Using basename() is not locale safe
OnkelTem - July 4, 2008 - 05:50
| Project: | Drupal |
| Version: | 7.x-dev |
| Component: | file system |
| Category: | bug report |
| Priority: | normal |
| Assigned: | drewish |
| Status: | needs work |
Description
Hi,
I'm using D5 and got much troubles yesterday with uploading files with non-latin characters in file names: all of them had been stripping. This behaviour reproduces on both my Debian Etch servers with PHP5 (but not with PHP4).
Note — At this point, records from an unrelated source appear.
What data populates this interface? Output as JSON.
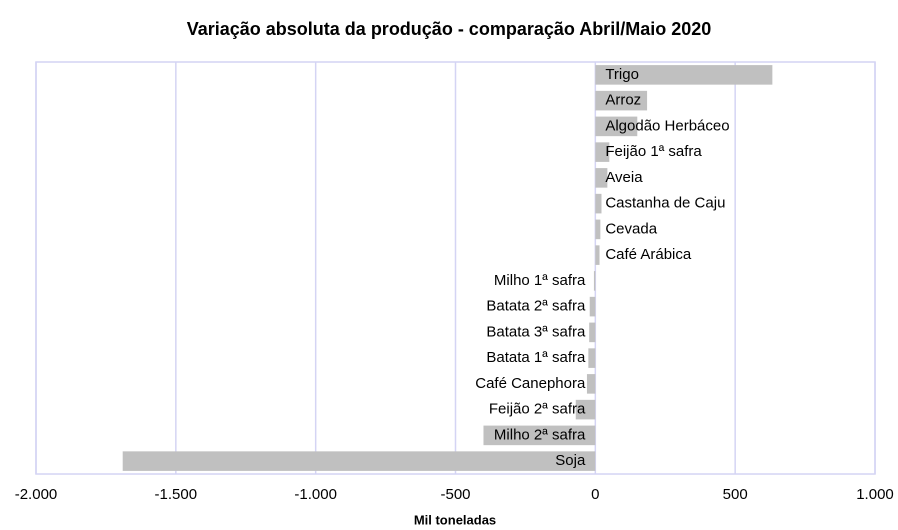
{
  "chart_data": {
    "type": "barh",
    "title": "Variação absoluta da produção - comparação Abril/Maio 2020",
    "xlabel": "Mil toneladas",
    "categories": [
      "Trigo",
      "Arroz",
      "Algodão Herbáceo",
      "Feijão 1ª safra",
      "Aveia",
      "Castanha de Caju",
      "Cevada",
      "Café Arábica",
      "Milho 1ª safra",
      "Batata 2ª safra",
      "Batata 3ª safra",
      "Batata 1ª safra",
      "Café Canephora",
      "Feijão 2ª safra",
      "Milho 2ª safra",
      "Soja"
    ],
    "values": [
      633,
      185,
      150,
      50,
      43,
      22,
      18,
      15,
      -5,
      -20,
      -22,
      -25,
      -30,
      -70,
      -400,
      -1690
    ],
    "color": "#c0c0c0",
    "xlim": [
      -2000,
      1000
    ],
    "xticks": [
      {
        "value": -2000,
        "label": "-2.000"
      },
      {
        "value": -1500,
        "label": "-1.500"
      },
      {
        "value": -1000,
        "label": "-1.000"
      },
      -500,
      0,
      500,
      {
        "value": 1000,
        "label": "1.000"
      }
    ],
    "grid": true
  }
}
After investigations I found, that standard PHP functions basename() is in charge for stripping. The comments on php.net conforms this, basename() is not safe:
http://php.net/manual/en/function.basename.php
Passing UTF-8 string like 'Тест.txt' to basename() results to 'txt', cutting off filename.
Looks like there are no appropriate solutions or workarounds and basename() simply should be replaced with alternative.

#1
UPD.
basename() is locale dependent.
For example, this works, no stripping:
setlocale(LC_ALL, 'ru_RU.UTF-8');
$file->filename = trim(basename($_FILES["files"]["name"][$source]), '.');
This doesn't:
setlocale(LC_ALL, 'C');
$file->filename = trim(basename($_FILES["files"]["name"][$source]), '.');
#2
chx ( http://drupal.org/user/9446 ) has created a replacement for basename() called drupal_basename().
Code is:
function drupal_basename($path,$prefix = '') {
$path = preg_replace('|^.+[\\/]|', '', $path);
if ($prefix) {
$path = preg_replace('|'. preg_quote($prefix) .'$|', '', $path);
}
return $path;
}
Function goes to file.inc (is it good)?
My first patch. Replaced all occurences of basename() in 'includes' and standard 'modules' dirs.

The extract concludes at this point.